Bill de Blasio is steadily gaining in the polls among the Democratic field of candidates vying to become the next New York mayor. But this week's Quinnipiac poll showing him leading at 43 percent also found nearly a quarter of likely voters saying they could very well change their minds by the Sept. 10 primary.
WNYC caught up with some voters near City Hall at lunchtime Wednesday. “He comes across as human, down to earth,” said 55-year-old city worker Adriane Paniagua of de Blasio. “He’s not some rich guy…who only cares about other rich guys.”
Rival candidates’ efforts to attack de Blasio in recent weeks have backfired, he added.
“(Tuesday’s) debate sealed it. When these guys went after him that told me they’re scared of him. You know what? Good for him,” Paniagua said.
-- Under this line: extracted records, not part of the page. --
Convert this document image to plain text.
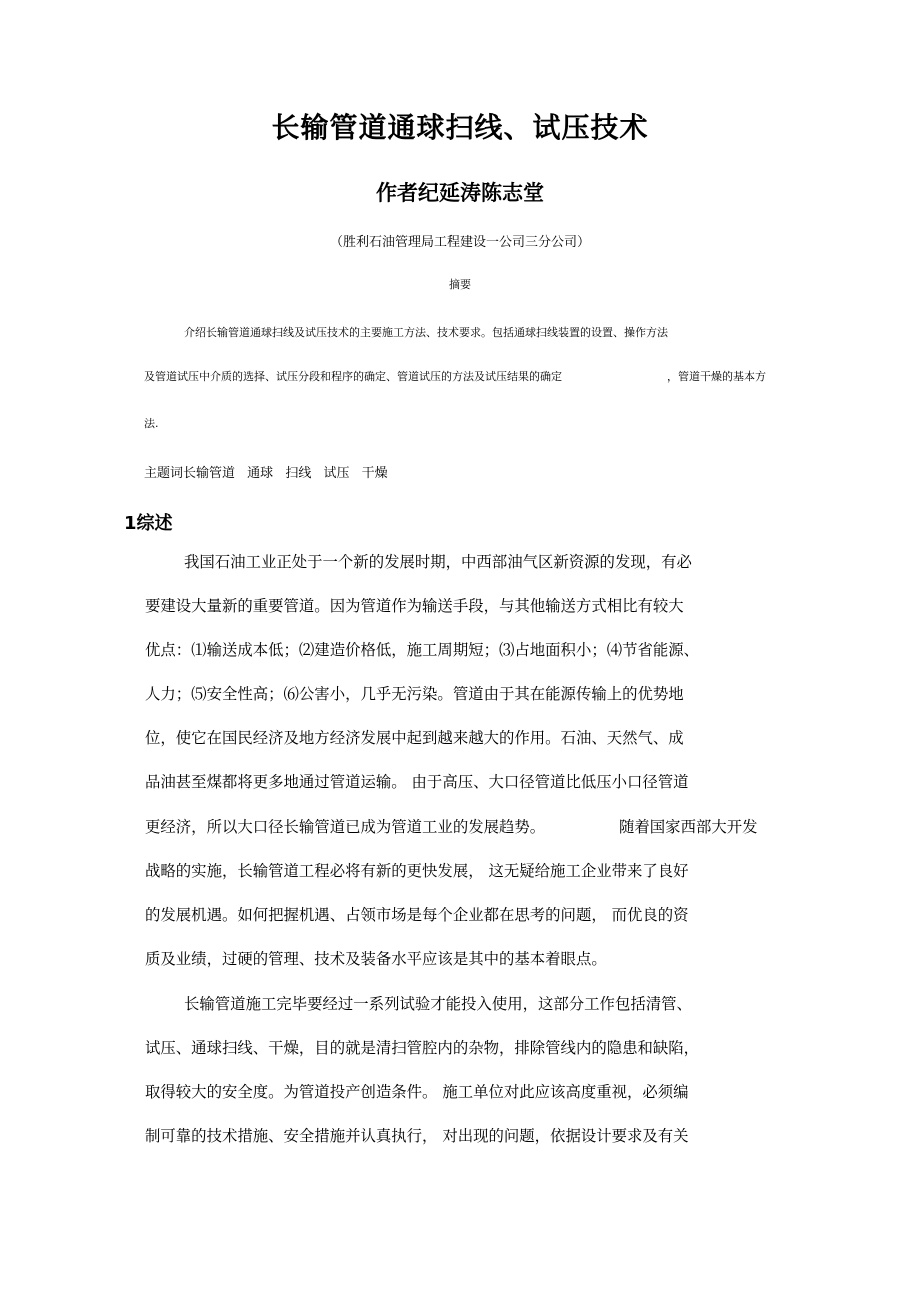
长输管道通球扫线、试压技术
作者纪延涛陈志堂

（胜利石油管理局工程建设一公司三分公司）

摘要

介绍长输管道通球扫线及试压技术的主要施工方法、技术要求。包括通球扫线装置的设置、操作方法

及管道试压中介质的选择、试压分段和程序的确定、管道试压的方法及试压结果的确定	，管道干燥的基本方

法.

主题词长输管道 通球 扫线 试压 干燥

1综述

我国石油工业正处于一个新的发展时期，中西部油气区新资源的发现，有必

要建设大量新的重要管道。因为管道作为输送手段，与其他输送方式相比有较大

优点：⑴输送成本低；⑵建造价格低，施工周期短；⑶占地面积小；⑷节省能源、

人力；⑸安全性高；⑹公害小，几乎无污染。管道由于其在能源传输上的优势地

位，使它在国民经济及地方经济发展中起到越来越大的作用。石油、天然气、成

品油甚至煤都将更多地通过管道运输。 由于高压、大口径管道比低压小口径管道

更经济，所以大口径长输管道已成为管道工业的发展趋势。	随着国家西部大开发

战略的实施，长输管道工程必将有新的更快发展， 这无疑给施工企业带来了良好

的发展机遇。如何把握机遇、占领市场是每个企业都在思考的问题， 而优良的资

质及业绩，过硬的管理、技术及装备水平应该是其中的基本着眼点。

长输管道施工完毕要经过一系列试验才能投入使用，这部分工作包括清管、

试压、通球扫线、干燥，目的就是清扫管腔内的杂物，排除管线内的隐患和缺陷，

取得较大的安全度。为管道投产创造条件。 施工单位对此应该高度重视，必须编

制可靠的技术措施、安全措施并认真执行， 对出现的问题，依据设计要求及有关
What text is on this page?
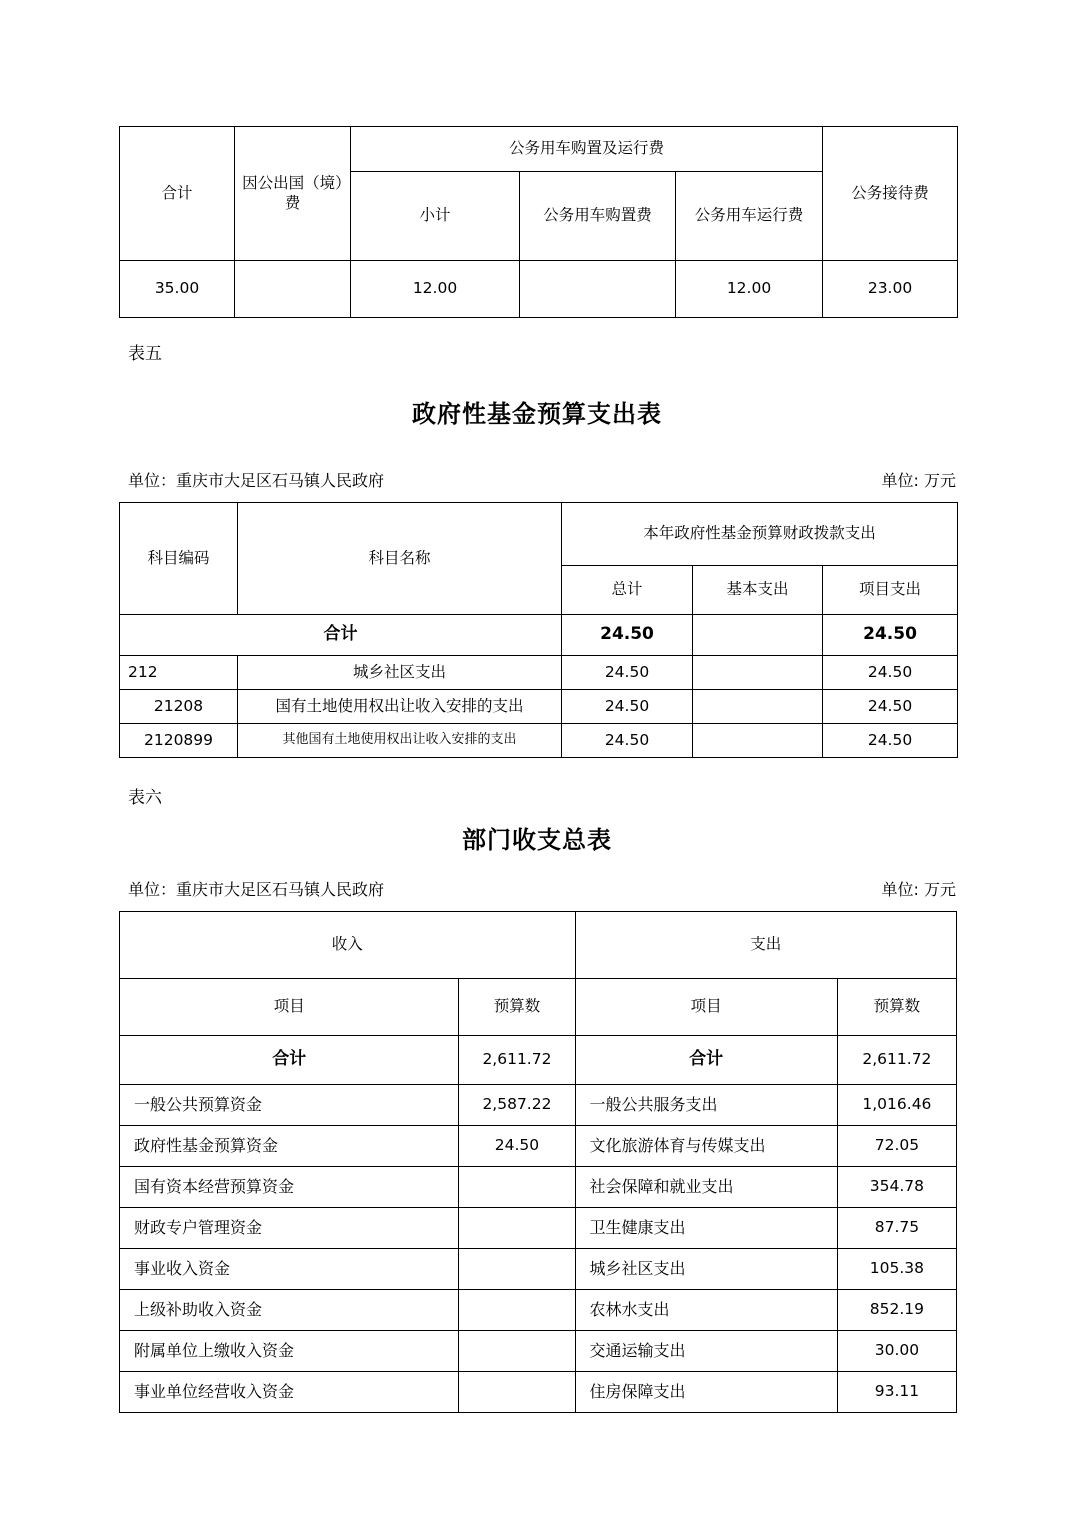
合计	因公出国（境）费	公务用车购置及运行费			公务接待费
		小计	公务用车购置费	公务用车运行费	
35.00		12.00		12.00	23.00
表五
政府性基金预算支出表
单位：重庆市大足区石马镇人民政府	单位: 万元
科目编码	科目名称	本年政府性基金预算财政拨款支出		
		总计	基本支出	项目支出
合计		24.50		24.50
212	城乡社区支出	24.50		24.50
21208	国有土地使用权出让收入安排的支出	24.50		24.50
2120899	其他国有土地使用权出让收入安排的支出	24.50		24.50
表六
部门收支总表
单位：重庆市大足区石马镇人民政府	单位: 万元
收入		支出	
项目	预算数	项目	预算数
合计	2,611.72	合计	2,611.72
一般公共预算资金	2,587.22	一般公共服务支出	1,016.46
政府性基金预算资金	24.50	文化旅游体育与传媒支出	72.05
国有资本经营预算资金		社会保障和就业支出	354.78
财政专户管理资金		卫生健康支出	87.75
事业收入资金		城乡社区支出	105.38
上级补助收入资金		农林水支出	852.19
附属单位上缴收入资金		交通运输支出	30.00
事业单位经营收入资金		住房保障支出	93.11
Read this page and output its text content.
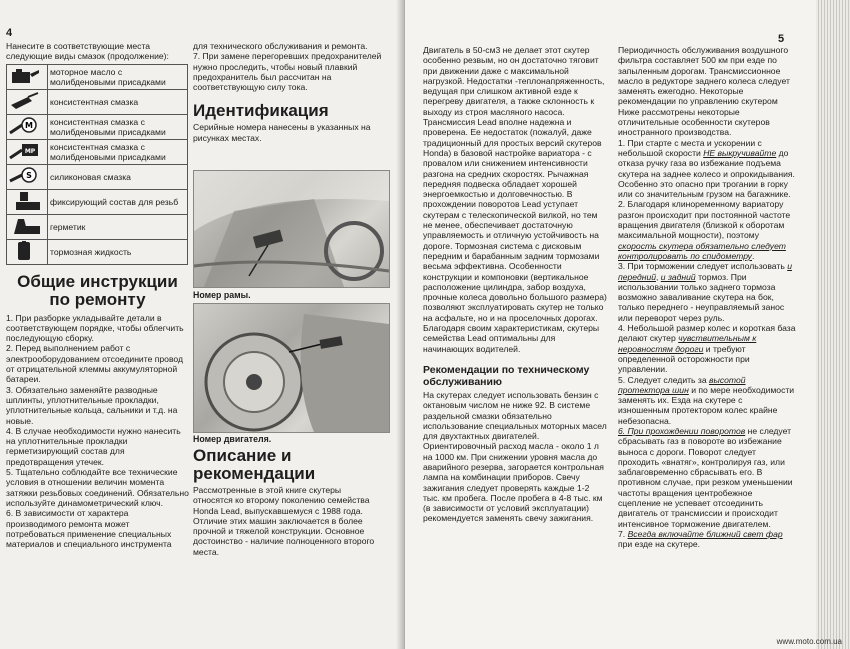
4

Нанесите в соответствующие места следующие виды смазок (продолжение):

	моторное масло с молибденовыми присадками
	консистентная смазка

M	консистентная смазка с молибденовыми присадками

MP	консистентная смазка с молибденовыми присадками

S	силиконовая смазка
	фиксирующий состав для резьб
	герметик
	тормозная жидкость
Общие инструкции по ремонту

1. При разборке укладывайте детали в соответствующем порядке, чтобы облегчить последующую сборку.

2. Перед выполнением работ с электрооборудованием отсоедините провод от отрицательной клеммы аккумуляторной батареи.

3. Обязательно заменяйте разводные шплинты, уплотнительные прокладки, уплотнительные кольца, сальники и т.д. на новые.

4. В случае необходимости нужно нанесить на уплотнительные прокладки герметизирующий состав для предотвращения утечек.

5. Тщательно соблюдайте все технические условия в отношении величин момента затяжки резьбовых соединений. Обязательно используйте динамометрический ключ.

6. В зависимости от характера производимого ремонта может потребоваться применение специальных материалов и специального инструмента

для технического обслуживания и ремонта.

7. При замене перегоревших предохранителей нужно проследить, чтобы новый плавкий предохранитель был рассчитан на соответствующую силу тока.

Идентификация

Серийные номера нанесены в указанных на рисунках местах.

Номер рамы.
Номер двигателя.
Описание и рекомендации

Рассмотренные в этой книге скутеры относятся ко второму поколению семейства Honda Lead, выпускавшемуся с 1988 года.

Отличие этих машин заключается в более прочной и тяжелой конструкции. Основное достоинство - наличие полноценного второго места.

5

Двигатель в 50-см3 не делает этот скутер особенно резвым, но он достаточно тяговит при движении даже с максимальной нагрузкой. Недостатки -теплонапряженность, ведущая при слишком активной езде к перегреву двигателя, а также склонность к выходу из строя масляного насоса. Трансмиссия Lead вполне надежна и проверена. Ее недостаток (пожалуй, даже традиционный для простых версий скутеров Honda) в базовой настройке вариатора - с провалом или снижением интенсивности разгона на средних скоростях. Рычажная передняя подвеска обладает хорошей энергоемкостью и долговечностью. В прохождении поворотов Lead уступает скутерам с телескопической вилкой, но тем не менее, обеспечивает достаточную управляемость и отличную устойчивость на дороге. Тормозная система с дисковым передним и барабанным задним тормозами весьма эффективна. Особенности конструкции и компоновки (вертикальное расположение цилиндра, забор воздуха, прочные колеса довольно большого размера) позволяют эксплуатировать скутер не только на асфальте, но и на проселочных дорогах. Благодаря своим характеристикам, скутеры семейства Lead оптимальны для начинающих водителей.

Рекомендации по техническому обслуживанию

На скутерах следует использовать бензин с октановым числом не ниже 92. В системе раздельной смазки обязательно использование специальных моторных масел для двухтактных двигателей. Ориентировочный расход масла - около 1 л на 1000 км. При снижении уровня масла до аварийного резерва, загорается контрольная лампа на комбинации приборов. Свечу зажигания следует проверять каждые 1-2 тыс. км пробега. После пробега в 4-8 тыс. км (в зависимости от условий эксплуатации) рекомендуется заменять свечу зажигания.

Периодичность обслуживания воздушного фильтра составляет 500 км при езде по запыленным дорогам. Трансмиссионное масло в редукторе заднего колеса следует заменять ежегодно. Некоторые рекомендации по управлению скутером

Ниже рассмотрены некоторые отличительные особенности скутеров иностранного производства.

1. При старте с места и ускорении с небольшой скорости НЕ выкручивайте до отказа ручку газа во избежание подъема скутера на заднее колесо и опрокидывания. Особенно это опасно при трогании в горку или со значительным грузом на багажнике.

2. Благодаря клиноременному вариатору разгон происходит при постоянной частоте вращения двигателя (близкой к оборотам максимальной мощности), поэтому скорость скутера обязательно следует контролировать по спидометру.

3. При торможении следует использовать и передний, и задний тормоз. При использовании только заднего тормоза возможно заваливание скутера на бок, только переднего - неуправляемый занос или переворот через руль.

4. Небольшой размер колес и короткая база делают скутер чувствительным к неровностям дороги и требуют определенной осторожности при управлении.

5. Следует следить за высотой протектора шин и по мере необходимости заменять их. Езда на скутере с изношенным протектором колес крайне небезопасна.

6. При прохождении поворотов не следует сбрасывать газ в повороте во избежание выноса с дороги. Поворот следует проходить «внатяг», контролируя газ, или заблаговременно сбрасывать его. В противном случае, при резком уменьшении частоты вращения центробежное сцепление не успевает отсоединить двигатель от трансмиссии и происходит интенсивное торможение двигателем.

7. Всегда включайте ближний свет фар при езде на скутере.

www.moto.com.ua
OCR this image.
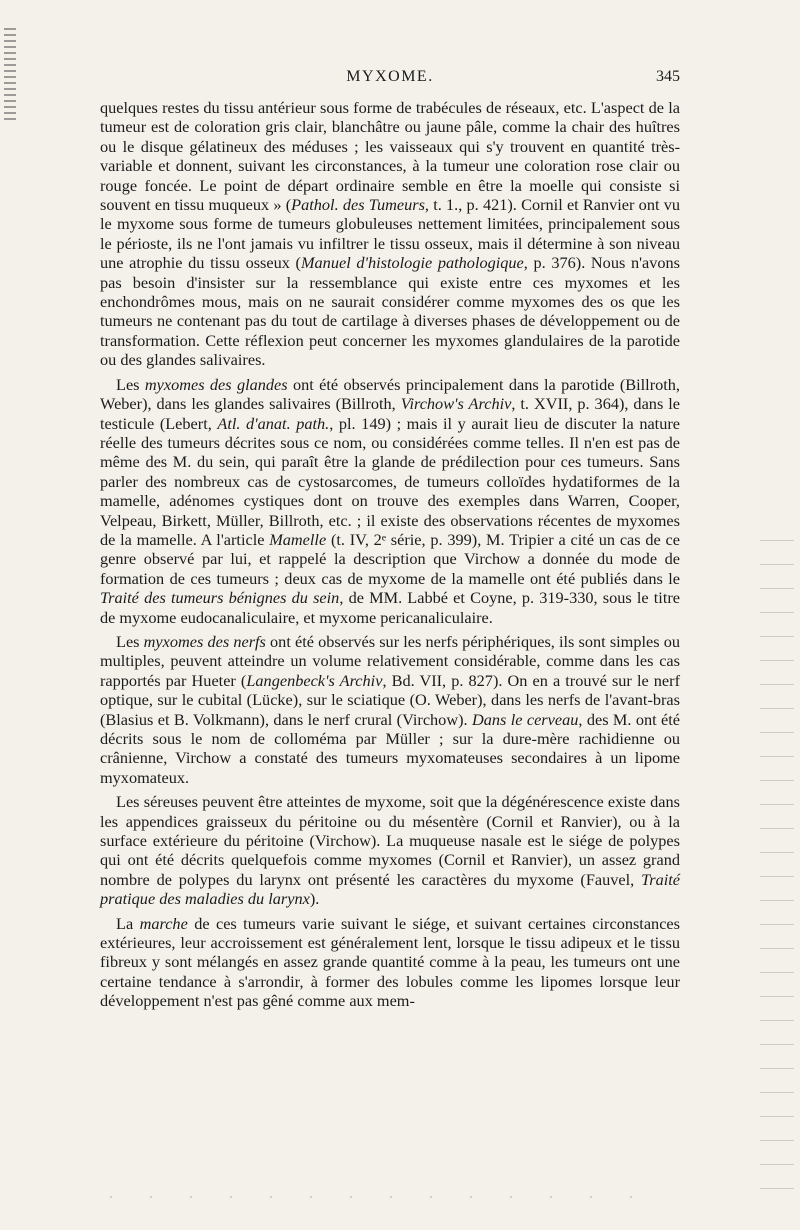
MYXOME.	345

quelques restes du tissu antérieur sous forme de trabécules de réseaux, etc. L'aspect de la tumeur est de coloration gris clair, blanchâtre ou jaune pâle, comme la chair des huîtres ou le disque gélatineux des méduses ; les vaisseaux qui s'y trouvent en quantité très-variable et donnent, suivant les circonstances, à la tumeur une coloration rose clair ou rouge foncée. Le point de départ ordinaire semble en être la moelle qui consiste si souvent en tissu muqueux » (Pathol. des Tumeurs, t. 1., p. 421). Cornil et Ranvier ont vu le myxome sous forme de tumeurs globuleuses nettement limitées, principalement sous le périoste, ils ne l'ont jamais vu infiltrer le tissu osseux, mais il détermine à son niveau une atrophie du tissu osseux (Manuel d'histologie pathologique, p. 376). Nous n'avons pas besoin d'insister sur la ressemblance qui existe entre ces myxomes et les enchondrômes mous, mais on ne saurait considérer comme myxomes des os que les tumeurs ne contenant pas du tout de cartilage à diverses phases de développement ou de transformation. Cette réflexion peut concerner les myxomes glandulaires de la parotide ou des glandes salivaires.

Les myxomes des glandes ont été observés principalement dans la parotide (Billroth, Weber), dans les glandes salivaires (Billroth, Virchow's Archiv, t. XVII, p. 364), dans le testicule (Lebert, Atl. d'anat. path., pl. 149) ; mais il y aurait lieu de discuter la nature réelle des tumeurs décrites sous ce nom, ou considérées comme telles. Il n'en est pas de même des M. du sein, qui paraît être la glande de prédilection pour ces tumeurs. Sans parler des nombreux cas de cystosarcomes, de tumeurs colloïdes hydatiformes de la mamelle, adénomes cystiques dont on trouve des exemples dans Warren, Cooper, Velpeau, Birkett, Müller, Billroth, etc. ; il existe des observations récentes de myxomes de la mamelle. A l'article Mamelle (t. IV, 2ᵉ série, p. 399), M. Tripier a cité un cas de ce genre observé par lui, et rappelé la description que Virchow a donnée du mode de formation de ces tumeurs ; deux cas de myxome de la mamelle ont été publiés dans le Traité des tumeurs bénignes du sein, de MM. Labbé et Coyne, p. 319-330, sous le titre de myxome eudocanaliculaire, et myxome pericanaliculaire.

Les myxomes des nerfs ont été observés sur les nerfs périphériques, ils sont simples ou multiples, peuvent atteindre un volume relativement considérable, comme dans les cas rapportés par Hueter (Langenbeck's Archiv, Bd. VII, p. 827). On en a trouvé sur le nerf optique, sur le cubital (Lücke), sur le sciatique (O. Weber), dans les nerfs de l'avant-bras (Blasius et B. Volkmann), dans le nerf crural (Virchow). Dans le cerveau, des M. ont été décrits sous le nom de colloméma par Müller ; sur la dure-mère rachidienne ou crânienne, Virchow a constaté des tumeurs myxomateuses secondaires à un lipome myxomateux.

Les séreuses peuvent être atteintes de myxome, soit que la dégénérescence existe dans les appendices graisseux du péritoine ou du mésentère (Cornil et Ranvier), ou à la surface extérieure du péritoine (Virchow). La muqueuse nasale est le siége de polypes qui ont été décrits quelquefois comme myxomes (Cornil et Ranvier), un assez grand nombre de polypes du larynx ont présenté les caractères du myxome (Fauvel, Traité pratique des maladies du larynx).

La marche de ces tumeurs varie suivant le siége, et suivant certaines circonstances extérieures, leur accroissement est généralement lent, lorsque le tissu adipeux et le tissu fibreux y sont mélangés en assez grande quantité comme à la peau, les tumeurs ont une certaine tendance à s'arrondir, à former des lobules comme les lipomes lorsque leur développement n'est pas gêné comme aux mem-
Some voters who tuned out of the mayor’s race during the summer remain undecided.
“It’s up in the air at this point,” said Janae Russell, 35, adding that she was still picking a clandidate.
Dean Wigfall, 52, a manager at a financial services firm, said he’s leaning toward Bill Thompson for his stance on public housing, and for what he “talks about doing…for the middle class.”
At least one registered Democrat was turned off by the whole primary race and said she'd wait for the general election to cast her ballot for Republican Joe Lhota.
“Perhaps because he has less of a primary fight it’s less about…getting to the lowest common denominator and…making the best sound bites,” said Diana Peeler, a 42-year-old attorney who has disagreed with the Democrats’ positions on public safety.